Image result for analysisAnalysis of ‘The Fast Food Restaurant’: The student’s discourse abilities were judged to be impaired for his age/grade level. His retelling was vague and nonspecific and was punctuated by frequent false starts characteristic of word retrieval difficulties.  To illustrate, he first began to state that one of the boys had a broken arm but then self-corrected and was able to explain that the arm was merely sore.  Rather than displaying appropriate anaphoric referencing and referring to both boys by names, he nonspecifically referred to both of them as “one guy” and “another guy”.

The student also did not adequately delve into the complexity of the social scenario. Rather than adequately explaining that one boy’s chance at a preferred activity at his job is jeopardized by his friend’s supposed injury, he imprecisely responded “One’s one’s ah Mike is not you know he’s (unintelligible) he is not being very generous. Also, also the other one is getting all wound up over a sore arm”, which is an inadequate explanation of the problem in the presented scenario.

The student’s answers were nonspecific as he did not appropriately identify the problem in the scenario nor offer an effective solution to it.

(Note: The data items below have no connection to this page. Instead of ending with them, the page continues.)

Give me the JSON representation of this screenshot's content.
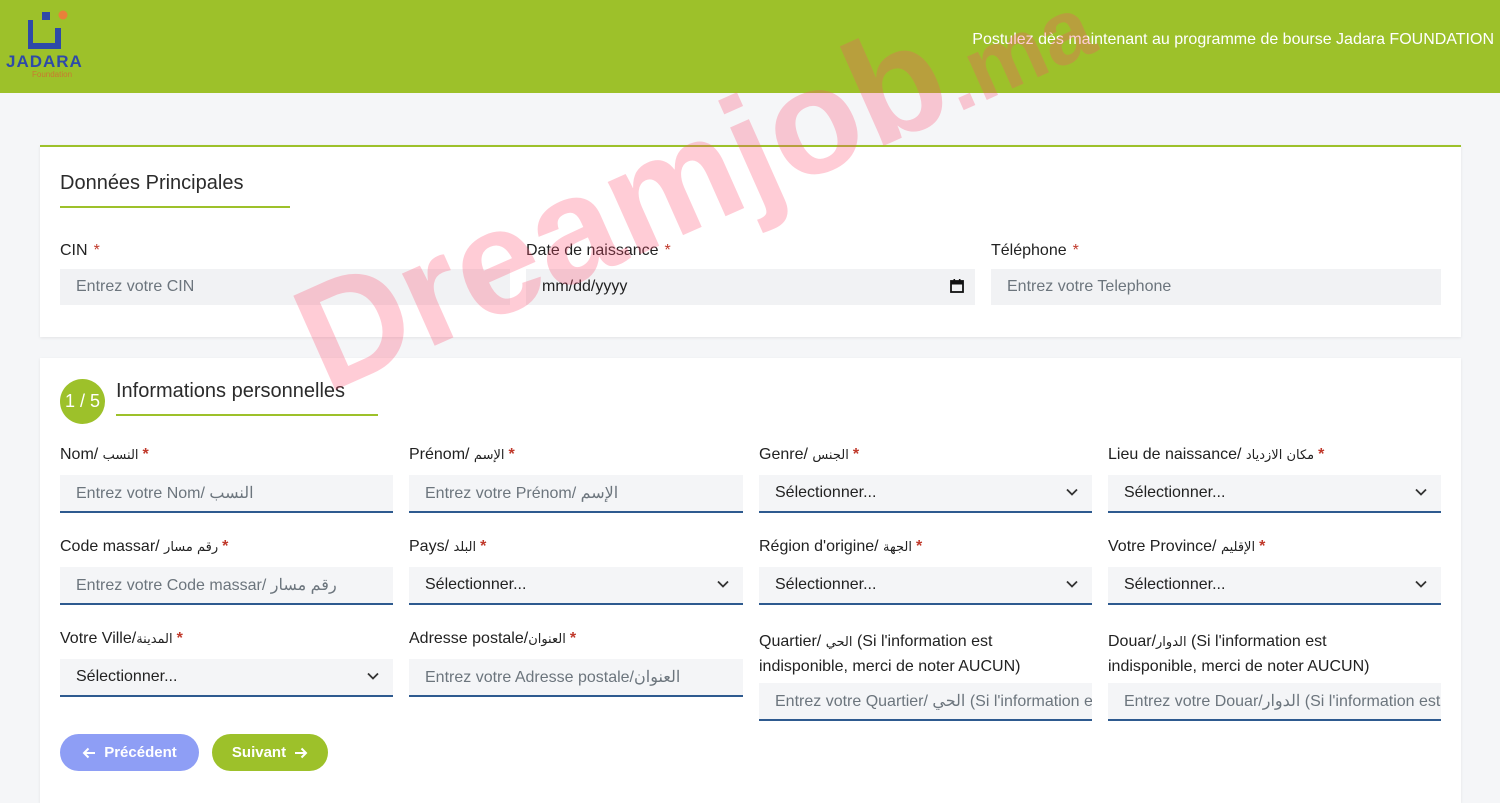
{
  "header": {
    "logo_text": "JADARA",
    "logo_sub": "Foundation",
    "tagline": "Postulez dès maintenant au programme de bourse Jadara FOUNDATION"
  },
  "section_main": {
    "title": "Données Principales",
    "fields": {
      "cin": {
        "label": "CIN",
        "placeholder": "Entrez votre CIN"
      },
      "birthdate": {
        "label": "Date de naissance",
        "value": "mm/dd/yyyy"
      },
      "phone": {
        "label": "Téléphone",
        "placeholder": "Entrez votre Telephone"
      }
    }
  },
  "section_personal": {
    "step": "1 / 5",
    "title": "Informations personnelles",
    "fields": {
      "nom": {
        "label": "Nom/ ",
        "label_ar": "النسب",
        "placeholder": "Entrez votre Nom/ النسب"
      },
      "prenom": {
        "label": "Prénom/ ",
        "label_ar": "الإسم",
        "placeholder": "Entrez votre Prénom/ الإسم"
      },
      "genre": {
        "label": "Genre/ ",
        "label_ar": "الجنس",
        "value": "Sélectionner..."
      },
      "lieu": {
        "label": "Lieu de naissance/ ",
        "label_ar": "مكان الازدياد",
        "value": "Sélectionner..."
      },
      "massar": {
        "label": "Code massar/ ",
        "label_ar": "رقم مسار",
        "placeholder": "Entrez votre Code massar/ رقم مسار"
      },
      "pays": {
        "label": "Pays/ ",
        "label_ar": "البلد",
        "value": "Sélectionner..."
      },
      "region": {
        "label": "Région d'origine/ ",
        "label_ar": "الجهة",
        "value": "Sélectionner..."
      },
      "province": {
        "label": "Votre Province/ ",
        "label_ar": "الإقليم",
        "value": "Sélectionner..."
      },
      "ville": {
        "label": "Votre Ville/",
        "label_ar": "المدينة",
        "value": "Sélectionner..."
      },
      "adresse": {
        "label": "Adresse postale/",
        "label_ar": "العنوان",
        "placeholder": "Entrez votre Adresse postale/العنوان"
      },
      "quartier": {
        "label_line1_a": "Quartier/ ",
        "label_ar": "الحي",
        "label_line1_b": " (Si l'information est",
        "label_line2": "indisponible, merci de noter AUCUN)",
        "placeholder": "Entrez votre Quartier/ الحي (Si l'information est indisponible, merci de noter AUCUN)"
      },
      "douar": {
        "label_line1_a": "Douar/",
        "label_ar": "الدوار",
        "label_line1_b": " (Si l'information est",
        "label_line2": "indisponible, merci de noter AUCUN)",
        "placeholder": "Entrez votre Douar/الدوار (Si l'information est indisponible, merci de noter AUCUN)"
      }
    },
    "buttons": {
      "prev": "Précédent",
      "next": "Suivant"
    }
  },
  "watermark": {
    "main": "Dreamjob",
    "suffix": ".ma"
  },
  "colors": {
    "brand_green": "#9dc12a",
    "input_border": "#2e5a8f",
    "prev_button": "#8e9ef5",
    "required": "#c0392b"
  },
  "icons": {
    "select": "chevron-down-icon",
    "date": "calendar-icon",
    "prev": "arrow-left-icon",
    "next": "arrow-right-icon"
  }
}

His response in reference to the lack of cooperation between the two boys lacked concrete details, and his solution: “bargain” and “talk” was too vague to qualify as an adequate response to the scenario.

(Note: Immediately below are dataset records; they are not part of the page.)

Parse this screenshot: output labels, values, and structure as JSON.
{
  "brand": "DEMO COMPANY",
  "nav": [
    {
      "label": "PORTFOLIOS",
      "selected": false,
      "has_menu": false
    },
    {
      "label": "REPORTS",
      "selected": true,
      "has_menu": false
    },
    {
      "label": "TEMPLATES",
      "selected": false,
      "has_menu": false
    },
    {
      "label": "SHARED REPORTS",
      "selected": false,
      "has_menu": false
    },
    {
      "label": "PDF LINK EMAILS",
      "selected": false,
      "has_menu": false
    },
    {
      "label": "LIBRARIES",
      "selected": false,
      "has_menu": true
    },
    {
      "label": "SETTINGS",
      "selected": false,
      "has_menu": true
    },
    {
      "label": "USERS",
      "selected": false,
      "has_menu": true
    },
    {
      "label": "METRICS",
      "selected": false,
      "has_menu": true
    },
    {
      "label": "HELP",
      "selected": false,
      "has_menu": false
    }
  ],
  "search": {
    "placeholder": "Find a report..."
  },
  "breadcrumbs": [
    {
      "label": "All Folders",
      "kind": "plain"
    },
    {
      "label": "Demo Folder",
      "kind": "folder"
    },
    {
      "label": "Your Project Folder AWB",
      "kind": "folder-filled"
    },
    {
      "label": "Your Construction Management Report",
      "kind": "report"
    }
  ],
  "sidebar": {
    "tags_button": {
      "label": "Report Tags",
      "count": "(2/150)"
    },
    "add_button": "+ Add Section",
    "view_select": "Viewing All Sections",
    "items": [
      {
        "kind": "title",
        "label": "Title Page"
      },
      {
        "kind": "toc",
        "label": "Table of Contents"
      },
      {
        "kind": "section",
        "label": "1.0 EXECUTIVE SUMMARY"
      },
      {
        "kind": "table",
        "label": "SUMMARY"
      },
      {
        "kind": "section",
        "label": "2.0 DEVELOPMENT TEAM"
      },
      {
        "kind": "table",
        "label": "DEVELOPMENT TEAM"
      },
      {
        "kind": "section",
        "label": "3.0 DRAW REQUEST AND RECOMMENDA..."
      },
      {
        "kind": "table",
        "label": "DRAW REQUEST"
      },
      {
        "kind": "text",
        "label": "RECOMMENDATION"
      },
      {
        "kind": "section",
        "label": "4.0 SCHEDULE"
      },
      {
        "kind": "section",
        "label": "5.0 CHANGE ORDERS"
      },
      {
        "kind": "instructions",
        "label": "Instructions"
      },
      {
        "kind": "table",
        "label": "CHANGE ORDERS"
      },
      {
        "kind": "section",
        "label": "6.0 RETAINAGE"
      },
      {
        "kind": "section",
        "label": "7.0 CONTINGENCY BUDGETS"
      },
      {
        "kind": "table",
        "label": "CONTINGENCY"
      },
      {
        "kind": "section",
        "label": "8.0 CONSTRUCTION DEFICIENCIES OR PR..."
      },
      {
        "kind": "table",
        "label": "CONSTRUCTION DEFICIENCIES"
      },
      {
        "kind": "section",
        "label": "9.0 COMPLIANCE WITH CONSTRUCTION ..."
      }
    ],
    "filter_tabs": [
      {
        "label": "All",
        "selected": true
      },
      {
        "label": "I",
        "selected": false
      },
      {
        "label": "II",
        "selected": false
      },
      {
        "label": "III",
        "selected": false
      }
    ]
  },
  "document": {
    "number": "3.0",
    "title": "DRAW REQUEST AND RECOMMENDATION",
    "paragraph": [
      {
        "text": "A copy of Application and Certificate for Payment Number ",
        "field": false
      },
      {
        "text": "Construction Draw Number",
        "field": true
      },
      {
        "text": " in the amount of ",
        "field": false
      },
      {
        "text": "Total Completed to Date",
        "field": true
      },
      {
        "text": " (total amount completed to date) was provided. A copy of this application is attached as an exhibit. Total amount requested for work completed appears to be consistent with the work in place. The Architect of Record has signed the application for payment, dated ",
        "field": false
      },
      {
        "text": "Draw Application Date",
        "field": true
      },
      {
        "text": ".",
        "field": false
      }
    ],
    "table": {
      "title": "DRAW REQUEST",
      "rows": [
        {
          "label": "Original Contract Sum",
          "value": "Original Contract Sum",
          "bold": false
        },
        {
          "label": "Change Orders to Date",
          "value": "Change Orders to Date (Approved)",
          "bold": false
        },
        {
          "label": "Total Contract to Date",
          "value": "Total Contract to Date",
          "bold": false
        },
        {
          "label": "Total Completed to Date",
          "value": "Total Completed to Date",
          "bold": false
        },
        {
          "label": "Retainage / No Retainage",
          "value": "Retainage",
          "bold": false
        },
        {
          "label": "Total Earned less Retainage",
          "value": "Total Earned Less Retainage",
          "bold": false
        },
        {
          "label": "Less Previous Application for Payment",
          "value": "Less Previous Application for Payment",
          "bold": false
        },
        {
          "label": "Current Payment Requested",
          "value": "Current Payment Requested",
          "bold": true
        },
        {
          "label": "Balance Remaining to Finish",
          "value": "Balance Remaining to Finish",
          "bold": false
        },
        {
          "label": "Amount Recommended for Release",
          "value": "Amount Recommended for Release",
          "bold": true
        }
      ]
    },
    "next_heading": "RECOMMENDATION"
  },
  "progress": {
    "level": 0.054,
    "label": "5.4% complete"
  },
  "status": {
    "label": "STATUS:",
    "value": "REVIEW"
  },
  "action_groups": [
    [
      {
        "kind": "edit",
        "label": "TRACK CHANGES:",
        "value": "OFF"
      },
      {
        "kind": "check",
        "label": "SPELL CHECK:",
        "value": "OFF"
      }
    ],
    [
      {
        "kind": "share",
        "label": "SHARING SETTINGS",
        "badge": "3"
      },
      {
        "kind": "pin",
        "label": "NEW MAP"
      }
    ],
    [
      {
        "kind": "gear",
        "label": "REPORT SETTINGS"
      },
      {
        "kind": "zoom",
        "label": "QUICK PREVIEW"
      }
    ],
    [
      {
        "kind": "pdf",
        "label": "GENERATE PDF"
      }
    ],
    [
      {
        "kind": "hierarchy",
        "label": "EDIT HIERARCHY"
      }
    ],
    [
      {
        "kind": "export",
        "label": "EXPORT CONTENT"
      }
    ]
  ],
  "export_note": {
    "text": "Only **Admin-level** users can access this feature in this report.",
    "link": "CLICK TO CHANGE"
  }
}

The student presented with difficulty assuming perspectives of both characters in the scenario (Mike and Peter) and had difficulty explaining what type of a mutually agreeable solution both boys could possibly reach.  The student’s sentence structure lacked adequate syntactic complexity and contained a number of awkwardly phrased sentences marked by significant word retrieval difficulties in the form of word phrase revisions, repetitions as well as pauses.

Impressions: Informal discourse analysis revealed deficits in the areas of semantics, syntax, word finding, problem-solving, perspective taking as well as social communication. Therapeutic intervention is strongly recommended to improve these abilities for social and academic purposes.

As you can see from the above sample, the PCR tasks possess terrific versatility and can reveal a great deal of information about adolescent students’ discourse, problem-solving, social communication abilities. Consequently, I highly recommend them as part of the adolescent language and literacy assessments.